With all these obstacles and risks, you can see why starting from scratch with an original screenplay makes sense. Other than studio executives, no one has any great expectations because no one is guarding the central text, hovering nervously and breathing down the screenwriter's back.
Ultimately, feature films cannot replicate the experience of reading, nor can everything about a novel end up being adapted — nor should it be. Filmmaking is about compromise and concession. It's a miracle they don't toss the book right out the window.
With a novel, the author forms an implicit partnership with his audience. He provides the story and its voice, but the reader adds the visuals. The power of a novel's description is often tempered by sketchy details. Much is left out in order to leave something to the imagination. The reader is free to conjure the characters in his own way, to picture how they look, because the mind's eye has a way of assembling an image that is quite different from how a character might appear on screen. In the end, the novelist surrenders his book to his readers.

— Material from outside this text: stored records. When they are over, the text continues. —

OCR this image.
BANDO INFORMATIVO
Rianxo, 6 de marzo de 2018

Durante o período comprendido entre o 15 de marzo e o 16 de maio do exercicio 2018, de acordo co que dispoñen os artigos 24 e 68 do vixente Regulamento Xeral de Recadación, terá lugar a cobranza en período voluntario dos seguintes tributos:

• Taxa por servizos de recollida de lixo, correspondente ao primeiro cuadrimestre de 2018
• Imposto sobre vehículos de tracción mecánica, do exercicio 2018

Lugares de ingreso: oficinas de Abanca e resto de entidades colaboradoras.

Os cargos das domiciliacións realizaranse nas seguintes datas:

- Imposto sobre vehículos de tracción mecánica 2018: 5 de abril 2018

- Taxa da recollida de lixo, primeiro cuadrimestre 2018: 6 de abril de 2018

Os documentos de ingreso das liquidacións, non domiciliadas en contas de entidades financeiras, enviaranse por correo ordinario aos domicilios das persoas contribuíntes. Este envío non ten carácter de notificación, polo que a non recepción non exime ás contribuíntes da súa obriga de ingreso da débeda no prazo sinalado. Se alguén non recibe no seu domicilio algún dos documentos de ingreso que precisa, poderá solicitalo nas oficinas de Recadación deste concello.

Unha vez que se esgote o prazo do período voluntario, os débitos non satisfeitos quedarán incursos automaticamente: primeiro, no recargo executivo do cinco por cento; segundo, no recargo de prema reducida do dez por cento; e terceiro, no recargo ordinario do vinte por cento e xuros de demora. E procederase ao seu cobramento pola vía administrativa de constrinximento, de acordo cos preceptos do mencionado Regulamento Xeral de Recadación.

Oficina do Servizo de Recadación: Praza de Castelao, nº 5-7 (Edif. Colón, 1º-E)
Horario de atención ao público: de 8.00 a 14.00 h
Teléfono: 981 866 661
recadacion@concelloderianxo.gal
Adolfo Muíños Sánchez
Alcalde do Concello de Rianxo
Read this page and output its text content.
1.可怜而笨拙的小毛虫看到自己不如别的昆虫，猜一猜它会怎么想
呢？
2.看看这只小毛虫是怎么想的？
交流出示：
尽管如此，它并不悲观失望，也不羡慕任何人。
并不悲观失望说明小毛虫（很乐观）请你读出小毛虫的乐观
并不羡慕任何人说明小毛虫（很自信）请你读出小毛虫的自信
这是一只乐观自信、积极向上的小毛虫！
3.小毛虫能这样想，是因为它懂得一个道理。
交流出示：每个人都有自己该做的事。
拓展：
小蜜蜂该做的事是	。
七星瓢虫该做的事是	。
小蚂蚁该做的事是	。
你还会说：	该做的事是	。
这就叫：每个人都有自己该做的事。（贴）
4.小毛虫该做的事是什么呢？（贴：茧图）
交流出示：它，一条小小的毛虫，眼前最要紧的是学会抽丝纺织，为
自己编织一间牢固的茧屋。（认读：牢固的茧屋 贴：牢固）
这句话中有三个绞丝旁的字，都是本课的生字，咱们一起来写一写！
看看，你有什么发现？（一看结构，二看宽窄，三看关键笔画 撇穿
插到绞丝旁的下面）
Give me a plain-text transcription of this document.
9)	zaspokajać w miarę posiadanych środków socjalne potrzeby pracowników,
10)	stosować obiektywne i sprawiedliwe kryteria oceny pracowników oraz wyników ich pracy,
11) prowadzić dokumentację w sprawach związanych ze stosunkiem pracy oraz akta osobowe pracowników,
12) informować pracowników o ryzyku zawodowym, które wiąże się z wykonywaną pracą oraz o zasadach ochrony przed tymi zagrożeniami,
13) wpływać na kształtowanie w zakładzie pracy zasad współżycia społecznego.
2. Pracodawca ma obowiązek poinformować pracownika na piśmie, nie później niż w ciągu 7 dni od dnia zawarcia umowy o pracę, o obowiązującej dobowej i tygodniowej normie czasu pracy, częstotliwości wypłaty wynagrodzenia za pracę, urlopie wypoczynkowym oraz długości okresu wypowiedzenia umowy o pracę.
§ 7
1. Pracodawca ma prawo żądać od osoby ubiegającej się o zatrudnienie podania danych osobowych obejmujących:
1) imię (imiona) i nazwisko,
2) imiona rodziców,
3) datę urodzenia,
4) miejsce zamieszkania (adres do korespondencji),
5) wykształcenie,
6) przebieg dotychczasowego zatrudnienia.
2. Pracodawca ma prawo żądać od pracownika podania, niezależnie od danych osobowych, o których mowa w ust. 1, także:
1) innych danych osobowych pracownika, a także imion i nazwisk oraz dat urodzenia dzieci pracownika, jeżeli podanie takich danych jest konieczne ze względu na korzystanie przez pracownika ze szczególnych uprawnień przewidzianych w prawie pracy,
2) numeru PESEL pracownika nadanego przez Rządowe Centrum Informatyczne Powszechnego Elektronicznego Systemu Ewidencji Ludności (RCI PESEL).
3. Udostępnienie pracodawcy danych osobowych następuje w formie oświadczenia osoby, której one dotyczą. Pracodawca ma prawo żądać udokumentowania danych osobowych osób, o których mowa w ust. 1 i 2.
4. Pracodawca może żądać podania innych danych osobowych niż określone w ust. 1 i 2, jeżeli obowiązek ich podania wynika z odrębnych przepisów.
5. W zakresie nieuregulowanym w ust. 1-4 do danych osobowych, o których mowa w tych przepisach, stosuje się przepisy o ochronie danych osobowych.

Thereafter it becomes theirs, and his proprietary interest ceases.
Movies, by contrast, are more controlled; the director calls the shots, and the camera focuses the point of view. The eyes of the audience are being drawn in a certain direction, but not necessarily from left to right. Which is, after all, what central casting looks for in a reader.
(Thane Rosenbaum is the author of the novels "The Golems of Gotham" and "Second Hand Smoke".)